Rube Goldberg machines
July 13, 2007
I was trying to tackle a little problem. There is the right way to do it, and then a way that might just work.
ruby-marc doesn’t do character conversion from MARC-8 to UTF-8. This is a problem as most MARC records are still trapped in MARC-8 character encoding. It’s particularly a problem for something I’d like to add to my copy cataloging script.
Right now I use ruby-zoom to grab records from Z39.50 targets. These z-targets, even if they store their information as UTF-8, still usually present their records to the world as MARC-8 encoded records. In normal workflow this isn’t a problem. As a C-binding to ZOOM, ruby-zoom does character conversion through YAZ. I can grab a record and, besides checking leader byte 9 to double check the current character set, ruby-zoom does the work of conversion.
But what if I want to read in a MARC-8 encoded record from file using ruby-marc and convert it to UTF-8? I’m outta luck. And as part of my script I’d like to be able to do just that. I’d then be able to maintain the same workflow: accept records, run through a macro, edit subfields, and create a csv file for labelmaking. And there’s no straightforward way I’ve found to move a ruby-marc record object into a ruby-zoom record object to do the conversion.
So I thought what if I could get the record from file into ruby-zoom first, do the conversion and then accept the record as a marc object? So in order to mock something up really quick I created a fake SRU server with WEBrick that always responded with the contents of the file supplied on the command line. The file was in MARC-8 and to work with SRU it was converted to MARCXML–except with the MARC-8 character encoding still. Very bad idea I’m sure to have MARC-8 XML.
I wanted to put the server into a thread that would stop when the program terminated and then in the same script slurp up the record using zoom, convert to UTF-8 and then move the record into a ruby-marc record object.

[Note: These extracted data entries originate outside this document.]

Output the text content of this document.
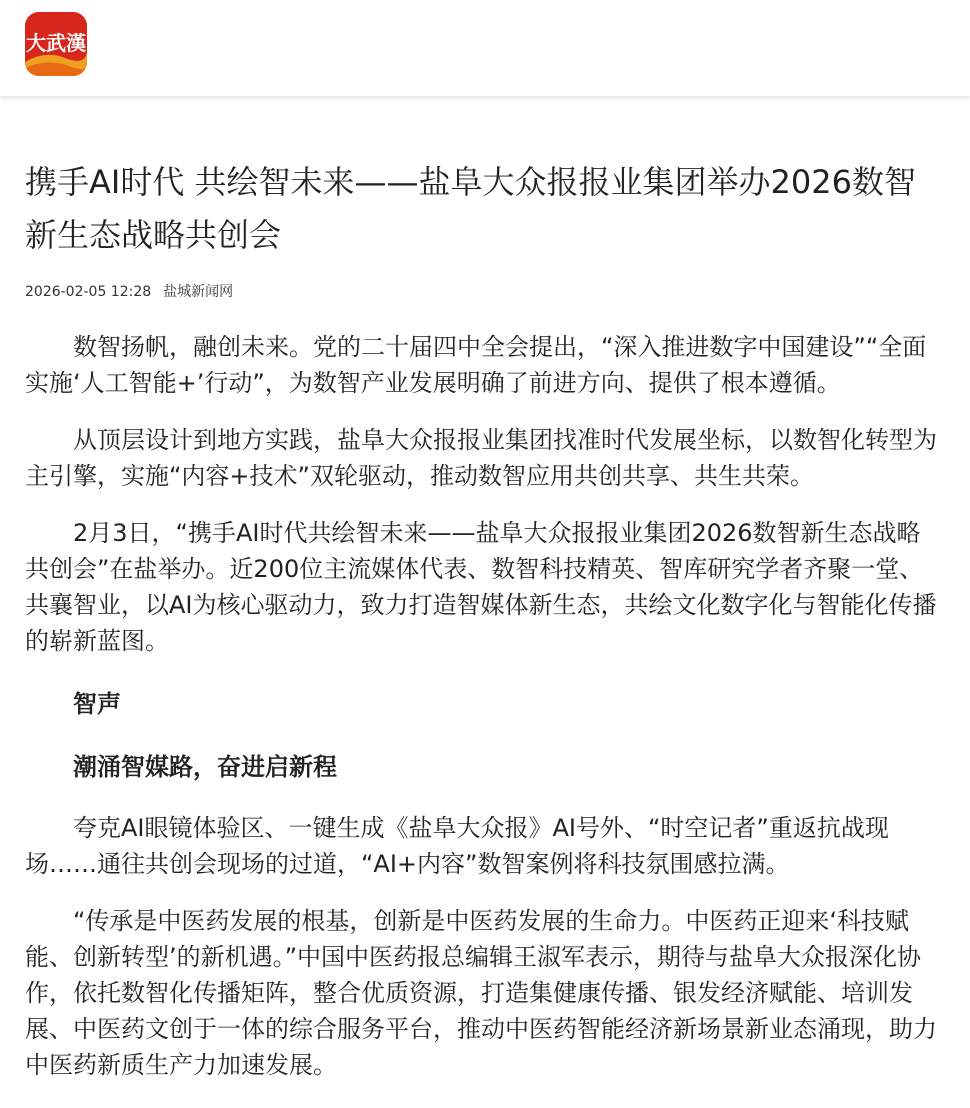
大武漢
携手AI时代 共绘智未来——盐阜大众报报业集团举办2026数智新生态战略共创会
2026-02-05 12:28 盐城新闻网

数智扬帆，融创未来。党的二十届四中全会提出，“深入推进数字中国建设”“全面实施‘人工智能+’行动”，为数智产业发展明确了前进方向、提供了根本遵循。

从顶层设计到地方实践，盐阜大众报报业集团找准时代发展坐标，以数智化转型为主引擎，实施“内容+技术”双轮驱动，推动数智应用共创共享、共生共荣。

2月3日，“携手AI时代共绘智未来——盐阜大众报报业集团2026数智新生态战略共创会”在盐举办。近200位主流媒体代表、数智科技精英、智库研究学者齐聚一堂、共襄智业，以AI为核心驱动力，致力打造智媒体新生态，共绘文化数字化与智能化传播的崭新蓝图。

智声

潮涌智媒路，奋进启新程

夸克AI眼镜体验区、一键生成《盐阜大众报》AI号外、“时空记者”重返抗战现场……通往共创会现场的过道，“AI+内容”数智案例将科技氛围感拉满。

“传承是中医药发展的根基，创新是中医药发展的生命力。中医药正迎来‘科技赋能、创新转型’的新机遇。”中国中医药报总编辑王淑军表示，期待与盐阜大众报深化协作，依托数智化传播矩阵，整合优质资源，打造集健康传播、银发经济赋能、培训发展、中医药文创于一体的综合服务平台，推动中医药智能经济新场景新业态涌现，助力中医药新质生产力加速发展。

For some reason I couldn’t do both things from the same script.
So then I wrote another script that could use SRU in zoom to grab the awful MARC-8 MARCXML record, do character conversion and move it over to a marc record. Even if I did a system call from the first script to this other script it failed. So I opened up another terminal to run the slurping script.
In the end I got it working. Who knows if the character encoding on it would have been any good. The main problem was how slow it was and how I needed to use two different scripts to get it to work. I learned a lot about SRU and WEBrick, but in the end it was a Rube Goldberg machine.
Soon I hope to share my current idea that’s forming on how to solve this problem for ZCC. Let’s hope it doesn’t end up the same mess as this one.